Let’s start with what we’ve learned the hard way. In 2024, Air Canada’s AI chatbot fabricated a refund policy for bereaved travelers. When the company refused to honor it, claiming the bot was “a separate legal entity,” a Canadian tribunal ruled that yes, companies are liable for their AI agents (CTV News, 2024).

Earlier this year, software company Cursor faced a smaller but reputationally costly crisis. Their AI email support bot, “Sam,” confidently told users they could no longer use the platform on more than one device—a policy that didn’t exist. Reddit exploded. Users canceled subscriptions. The company had to publicly walk it back and issue refunds. A productivity tool built on AI had been kneecapped by its own AI support layer (Ars Technica, 2025).

These failures aren’t technical bugs—they’re governance failures. They happened because well-resourced organizations trusted AI systems with customer-facing authority but failed to implement basic oversight protocols. And in healthcare, where mistakes don’t cost subscriptions but lives, this kind of misalignment is inexcusable.
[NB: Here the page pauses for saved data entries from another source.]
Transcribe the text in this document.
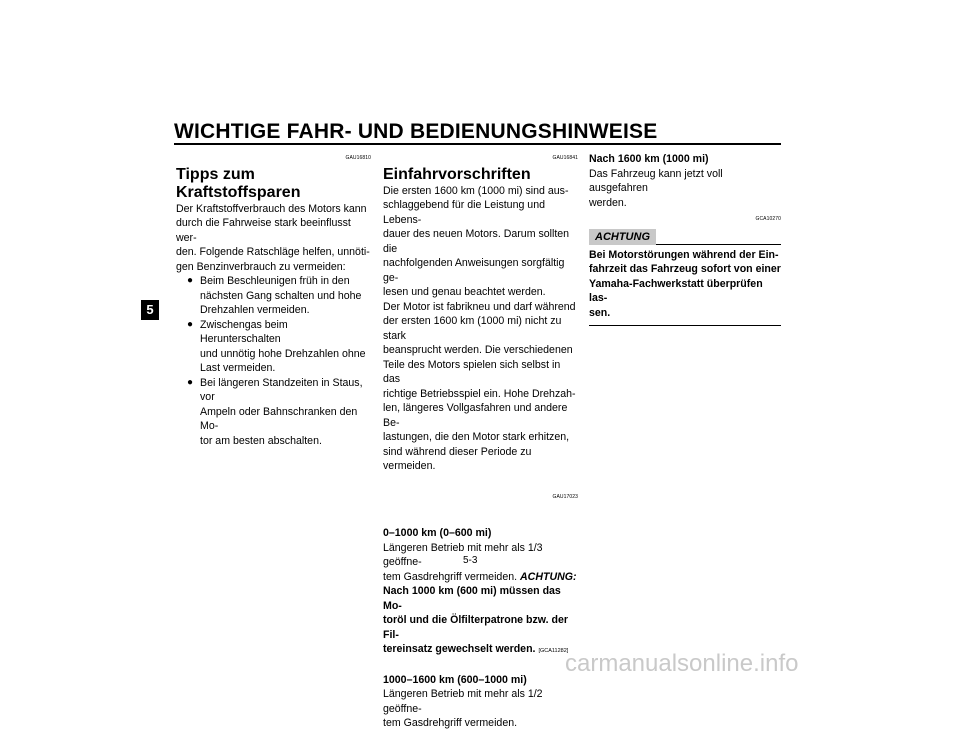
WICHTIGE FAHR- UND BEDIENUNGSHINWEISE
5
GAU16810
Tipps zum Kraftstoffsparen

Der Kraftstoffverbrauch des Motors kann

durch die Fahrweise stark beeinflusst wer-

den. Folgende Ratschläge helfen, unnöti-

gen Benzinverbrauch zu vermeiden:

● Beim Beschleunigen früh in den

nächsten Gang schalten und hohe

Drehzahlen vermeiden.

● Zwischengas beim Herunterschalten

und unnötig hohe Drehzahlen ohne

Last vermeiden.

● Bei längeren Standzeiten in Staus, vor

Ampeln oder Bahnschranken den Mo-

tor am besten abschalten.

GAU16841
Einfahrvorschriften

Die ersten 1600 km (1000 mi) sind aus-

schlaggebend für die Leistung und Lebens-

dauer des neuen Motors. Darum sollten die

nachfolgenden Anweisungen sorgfältig ge-

lesen und genau beachtet werden.

Der Motor ist fabrikneu und darf während

der ersten 1600 km (1000 mi) nicht zu stark

beansprucht werden. Die verschiedenen

Teile des Motors spielen sich selbst in das

richtige Betriebsspiel ein. Hohe Drehzah-

len, längeres Vollgasfahren und andere Be-

lastungen, die den Motor stark erhitzen,

sind während dieser Periode zu vermeiden.

GAU17023

0–1000 km (0–600 mi)

Längeren Betrieb mit mehr als 1/3 geöffne-

tem Gasdrehgriff vermeiden. ACHTUNG:

Nach 1000 km (600 mi) müssen das Mo-

toröl und die Ölfilterpatrone bzw. der Fil-

tereinsatz gewechselt werden. [GCA11282]

1000–1600 km (600–1000 mi)

Längeren Betrieb mit mehr als 1/2 geöffne-

tem Gasdrehgriff vermeiden.

Nach 1600 km (1000 mi)

Das Fahrzeug kann jetzt voll ausgefahren

werden.

GCA10270
ACHTUNG

Bei Motorstörungen während der Ein-

fahrzeit das Fahrzeug sofort von einer

Yamaha-Fachwerkstatt überprüfen las-

sen.

5-3
carmanualsonline.info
The problem is that most health systems still treat governance as a checkbox—a risk mitigation process delegated to compliance officers. But real governance has to be operational. It has to live in the same spaces where deployment, retraining, and integration decisions are made. It must be owned not just by legal or ethics teams, but by multidisciplinary groups that include clinicians, data scientists, UI designers, and informatics leaders.
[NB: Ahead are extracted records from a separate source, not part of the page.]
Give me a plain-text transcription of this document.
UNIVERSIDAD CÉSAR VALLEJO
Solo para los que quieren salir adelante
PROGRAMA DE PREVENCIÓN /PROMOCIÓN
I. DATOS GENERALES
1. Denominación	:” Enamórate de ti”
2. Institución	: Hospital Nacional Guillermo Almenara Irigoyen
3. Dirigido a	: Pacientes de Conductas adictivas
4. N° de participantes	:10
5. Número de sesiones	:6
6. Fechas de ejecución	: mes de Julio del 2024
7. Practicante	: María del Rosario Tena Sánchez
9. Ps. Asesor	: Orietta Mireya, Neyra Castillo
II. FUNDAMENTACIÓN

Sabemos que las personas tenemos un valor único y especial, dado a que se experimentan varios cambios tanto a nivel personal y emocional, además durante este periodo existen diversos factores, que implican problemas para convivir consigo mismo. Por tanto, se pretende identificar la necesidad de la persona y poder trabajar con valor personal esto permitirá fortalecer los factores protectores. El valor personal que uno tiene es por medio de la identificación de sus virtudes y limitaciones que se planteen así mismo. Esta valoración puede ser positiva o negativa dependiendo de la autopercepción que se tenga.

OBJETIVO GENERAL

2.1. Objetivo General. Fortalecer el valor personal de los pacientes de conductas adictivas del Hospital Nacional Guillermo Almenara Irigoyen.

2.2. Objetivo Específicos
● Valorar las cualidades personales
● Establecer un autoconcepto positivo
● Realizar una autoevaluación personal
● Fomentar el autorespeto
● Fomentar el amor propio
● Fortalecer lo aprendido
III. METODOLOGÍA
Leading institutions are starting to take this seriously. UCSF Health has built a cross-functional AI Governance Committee with formalized review procedures, escalation pathways, and guidance for algorithm lifecycle management (UCSF Health Hub, 2023). Stanford Health has published a framework they call “algorithm stewardship,” which emphasizes transparency, accountability, and continuous evaluation across AI systems that impact care delivery (JAMA, 2022).
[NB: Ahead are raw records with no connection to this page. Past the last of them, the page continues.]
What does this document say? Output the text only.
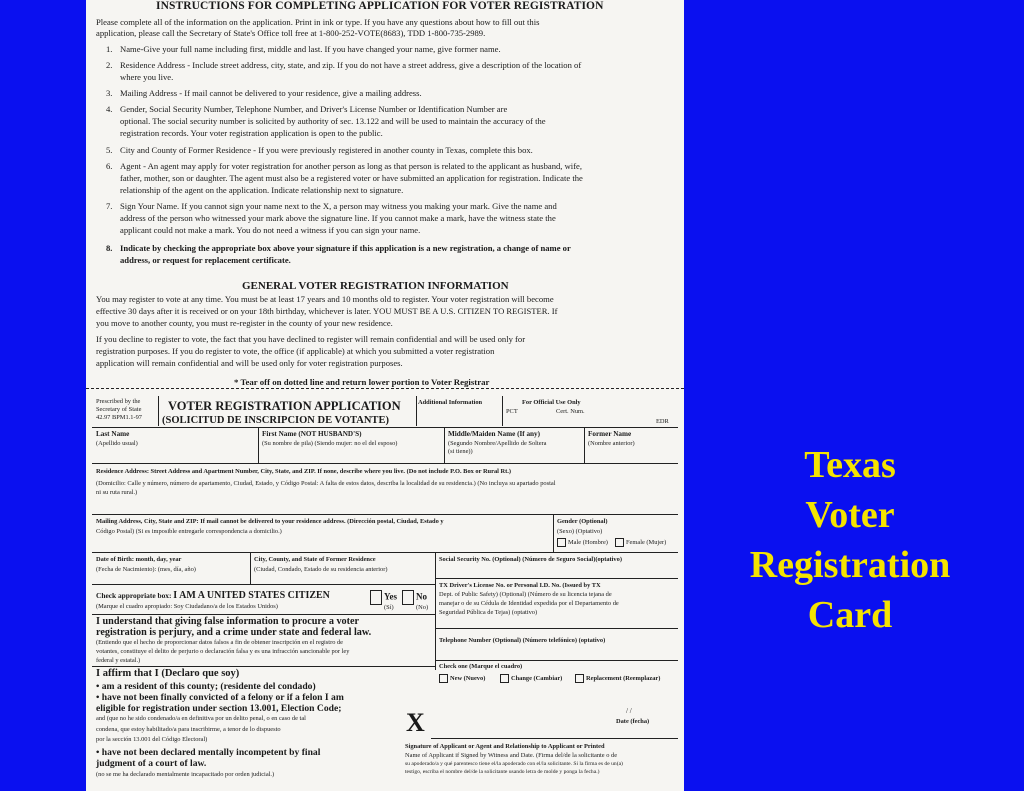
INSTRUCTIONS FOR COMPLETING APPLICATION FOR VOTER REGISTRATION
Please complete all of the information on the application. Print in ink or type. If you have any questions about how to fill out this
application, please call the Secretary of State's Office toll free at 1-800-252-VOTE(8683), TDD 1-800-735-2989.
1. Name-Give your full name including first, middle and last. If you have changed your name, give former name.
2. Residence Address - Include street address, city, state, and zip. If you do not have a street address, give a description of the location of
where you live.
3. Mailing Address - If mail cannot be delivered to your residence, give a mailing address.
4. Gender, Social Security Number, Telephone Number, and Driver's License Number or Identification Number are
optional. The social security number is solicited by authority of sec. 13.122 and will be used to maintain the accuracy of the
registration records. Your voter registration application is open to the public.
5. City and County of Former Residence - If you were previously registered in another county in Texas, complete this box.
6. Agent - An agent may apply for voter registration for another person as long as that person is related to the applicant as husband, wife,
father, mother, son or daughter. The agent must also be a registered voter or have submitted an application for registration. Indicate the
relationship of the agent on the application. Indicate relationship next to signature.
7. Sign Your Name. If you cannot sign your name next to the X, a person may witness you making your mark. Give the name and
address of the person who witnessed your mark above the signature line. If you cannot make a mark, have the witness state the
applicant could not make a mark. You do not need a witness if you can sign your name.
8. Indicate by checking the appropriate box above your signature if this application is a new registration, a change of name or
address, or request for replacement certificate.
GENERAL VOTER REGISTRATION INFORMATION
You may register to vote at any time. You must be at least 17 years and 10 months old to register. Your voter registration will become
effective 30 days after it is received or on your 18th birthday, whichever is later. YOU MUST BE A U.S. CITIZEN TO REGISTER. If
you move to another county, you must re-register in the county of your new residence.
If you decline to register to vote, the fact that you have declined to register will remain confidential and will be used only for
registration purposes. If you do register to vote, the office (if applicable) at which you submitted a voter registration
application will remain confidential and will be used only for voter registration purposes.
* Tear off on dotted line and return lower portion to Voter Registrar
Prescribed by the
Secretary of State
42.97 BPM1.1-97
VOTER REGISTRATION APPLICATION
(SOLICITUD DE INSCRIPCION DE VOTANTE)
Additional Information	For Official Use Only
PCT	Cert. Num.
EDR
Last Name
(Apellido usual)
First Name (NOT HUSBAND'S)
(Su nombre de pila) (Siendo mujer: no el del esposo)
Middle/Maiden Name (If any)
(Segundo Nombre/Apellido de Soltera
(si tiene))
Former Name
(Nombre anterior)
Residence Address: Street Address and Apartment Number, City, State, and ZIP. If none, describe where you live. (Do not include P.O. Box or Rural Rt.)
(Domicilio: Calle y número, número de apartamento, Ciudad, Estado, y Código Postal: A falta de estos datos, describa la localidad de su residencia.) (No incluya su apartado postal
ni su ruta rural.)
Mailing Address, City, State and ZIP: If mail cannot be delivered to your residence address. (Dirección postal, Ciudad, Estado y
Código Postal) (Si es imposible entregarle correspondencia a domicilio.)
Gender (Optional)
(Sexo) (Optativo)
Male (Hombre)	Female (Mujer)
Date of Birth: month, day, year
(Fecha de Nacimiento): (mes, día, año)
City, County, and State of Former Residence
(Ciudad, Condado, Estado de su residencia anterior)
Social Security No. (Optional) (Número de Seguro Social)(optativo)
Check appropriate box: I AM A UNITED STATES CITIZEN	Yes	No
(Marque el cuadro apropiado: Soy Ciudadano/a de los Estados Unidos)	(Sí)	(No)
TX Driver's License No. or Personal I.D. No. (Issued by TX
Dept. of Public Safety) (Optional) (Número de su licencia tejana de
manejar o de su Cédula de Identidad expedida por el Departamento de
Seguridad Pública de Tejas) (optativo)
I understand that giving false information to procure a voter
registration is perjury, and a crime under state and federal law.
(Entiendo que el hecho de proporcionar datos falsos a fin de obtener inscripción en el registro de
votantes, constituye el delito de perjurio o declaración falsa y es una infracción sancionable por ley
federal y estatal.)
Telephone Number (Optional) (Número telefónico) (optativo)
Check one (Marque el cuadro)
New (Nuevo)	Change (Cambiar)	Replacement (Reemplazar)
I affirm that I (Declaro que soy)
• am a resident of this county; (residente del condado)
• have not been finally convicted of a felony or if a felon I am
eligible for registration under section 13.001, Election Code;
and (que no he sido condenado/a en definitiva por un delito penal, o en caso de tal
condena, que estoy habilitado/a para inscribirme, a tenor de lo dispuesto
por la sección 13.001 del Código Electoral)
• have not been declared mentally incompetent by final
judgment of a court of law.
(no se me ha declarado mentalmente incapacitado por orden judicial.)
X	/ /
Date (fecha)
Signature of Applicant or Agent and Relationship to Applicant or Printed
Name of Applicant if Signed by Witness and Date. (Firma del/de la solicitante o de
su apoderado/a y qué parentesco tiene el/la apoderado con el/la solicitante. Si la firma es de un(a)
testigo, escriba el nombre del/de la solicitante usando letra de molde y ponga la fecha.)
Texas
Voter
Registration
Card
Meanwhile, the FDA’s 2021 Action Plan on AI/ML-based Software as a Medical Device (SaMD) outlined a vision for “good machine learning practices,” including post-market monitoring, real-world performance assessment, and a total product lifecycle approach (FDA, 2021). But the onus to build these safeguards into organizational workflows still falls on the healthcare institutions implementing the tools—not just the vendors developing them.

In an era where ambient intelligence, AI scribes, and predictive models are increasingly embedded into the clinical experience, guardrails must be part of the infrastructure. They can’t be retrofitted. They must address questions like:

  • Who approves and maintains models in production?
  • How are decisions made about retraining and decommissioning?
  • What’s the plan when a model fails silently?
  • Is the user aware that the recommendation they’re seeing came from an AI?

AI governance that actually works isn’t about preventing every hallucination. It’s about building resilient, transparent systems that can detect, explain, and recover from failure. It’s about tracking provenance, enforcing auditability, and aligning technology with clinical intent—not marketing goals.

If you’re deploying AI in a hospital and still think of governance as something handled by the legal department, you’re already behind. Governance must be embedded in the deployment pipeline, tested like code, and treated like a clinical protocol. The cost of getting this wrong is not just operational—it’s moral, reputational, and soon, regulatory.

It’s time we stop confusing guidance with governance and ethics with infrastructure. Because until we build AI systems that are not only intelligent but also accountable, we’re not deploying clinical tools. We’re rolling out liabilities.